Lyft Inc’s hints that its cut-throat rivalry with U.S. ride-hailing rival Uber Inc is easing may prove bad news for customers but it sent shares in both companies sharply higher yesterday.
With Uber set to report after Wall Street closes, analysts were excited by Lyft’s 72% rise in second-quarter revenue and its assertion higher spend per rider – read higher prices – would pull both third quarter and full-year sales above market expectations.
Finance chief Brian Roberts said 2018 was likely the peak of losses for Lyft and said pricing had become “more rational”, meaning the company should spend less on the constant promotions and incentives it and Uber have used to win market share.
At least nine brokerages raised their price targets on Lyft stock in response, with Credit Suisse the most bullish with a price target of $96.
Shares of Lyft jumped 8% to $64.99 in trading before the bell, while those of Uber rose 4.2% at $41.35 as traders bet its results would produce a similar message.
“While Lyft continues to spend aggressively on various initiatives, competitive pressure on rider incentives for core ride-sharing continues to ease, which is a sign of a rational duopoly between Lyft and Uber for the moment,” PiperJaffray analysts said.
“We believe Lyft will be both a catalyst and beneficiary of the growth of ride-sharing and autonomous tech over the next 10+ years”

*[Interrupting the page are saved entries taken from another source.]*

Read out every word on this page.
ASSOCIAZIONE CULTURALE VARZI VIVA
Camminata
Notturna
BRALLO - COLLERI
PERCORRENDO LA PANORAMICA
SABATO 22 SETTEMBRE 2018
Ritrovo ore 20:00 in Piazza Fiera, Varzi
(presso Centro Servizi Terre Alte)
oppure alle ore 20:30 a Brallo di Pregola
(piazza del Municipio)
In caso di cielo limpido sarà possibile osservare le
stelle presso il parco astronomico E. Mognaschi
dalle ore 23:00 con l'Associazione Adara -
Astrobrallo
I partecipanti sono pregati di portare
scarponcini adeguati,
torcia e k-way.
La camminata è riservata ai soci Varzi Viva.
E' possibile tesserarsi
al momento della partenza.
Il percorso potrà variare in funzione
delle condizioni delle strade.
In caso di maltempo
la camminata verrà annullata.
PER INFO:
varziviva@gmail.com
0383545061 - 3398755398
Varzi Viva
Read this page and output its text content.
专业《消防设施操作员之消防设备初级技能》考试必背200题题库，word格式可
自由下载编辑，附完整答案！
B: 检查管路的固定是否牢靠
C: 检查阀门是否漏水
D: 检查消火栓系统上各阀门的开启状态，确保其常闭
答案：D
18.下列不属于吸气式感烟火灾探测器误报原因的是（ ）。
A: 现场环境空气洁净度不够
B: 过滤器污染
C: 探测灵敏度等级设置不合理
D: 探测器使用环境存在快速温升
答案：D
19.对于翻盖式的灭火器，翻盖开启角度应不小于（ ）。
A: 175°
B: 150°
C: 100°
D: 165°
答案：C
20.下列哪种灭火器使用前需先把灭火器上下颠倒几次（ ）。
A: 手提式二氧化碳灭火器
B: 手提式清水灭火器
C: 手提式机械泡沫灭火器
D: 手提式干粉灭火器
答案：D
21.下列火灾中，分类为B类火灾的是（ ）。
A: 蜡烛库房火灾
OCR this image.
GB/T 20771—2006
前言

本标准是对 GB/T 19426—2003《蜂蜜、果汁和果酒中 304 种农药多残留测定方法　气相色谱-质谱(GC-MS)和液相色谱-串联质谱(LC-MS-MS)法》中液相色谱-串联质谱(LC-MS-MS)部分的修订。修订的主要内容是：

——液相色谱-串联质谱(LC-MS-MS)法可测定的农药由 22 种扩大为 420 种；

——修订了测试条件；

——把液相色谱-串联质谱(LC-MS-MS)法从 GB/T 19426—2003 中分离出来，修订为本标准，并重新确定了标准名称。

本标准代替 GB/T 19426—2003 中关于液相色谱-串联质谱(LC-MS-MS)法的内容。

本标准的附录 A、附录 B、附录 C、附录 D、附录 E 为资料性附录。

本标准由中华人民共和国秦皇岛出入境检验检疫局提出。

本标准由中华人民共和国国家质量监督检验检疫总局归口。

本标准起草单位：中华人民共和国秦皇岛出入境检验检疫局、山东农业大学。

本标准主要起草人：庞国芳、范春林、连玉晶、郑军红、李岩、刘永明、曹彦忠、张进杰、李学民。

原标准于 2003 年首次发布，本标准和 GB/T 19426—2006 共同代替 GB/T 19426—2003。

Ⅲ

Lyft and larger rival Uber, both loss-making, have historically given deep discounts to attract riders, and Wall Street’s concern over the associated costs has driven shares in both lower since their stock market launches earlier this year.
Canaccord analysts said Lyft’s 22% expansion in revenue per rider in the quarter seemed to be driven much more by it reducing the incentives it gives to customers than any increase in numbers of riders.
With the companies having faced protests in several U.S. cities against efforts to lower driver costs, pushing ride prices higher has become vital for their efforts to gain investors’ faith in their long-term prospects.
“Lyft is starting to prove (it has a) path to profitability, which was the main reason for investor pushback during the initial public offering,” RBC analysts wrote in a client note. “The read-through to Uber is likely to be positive.”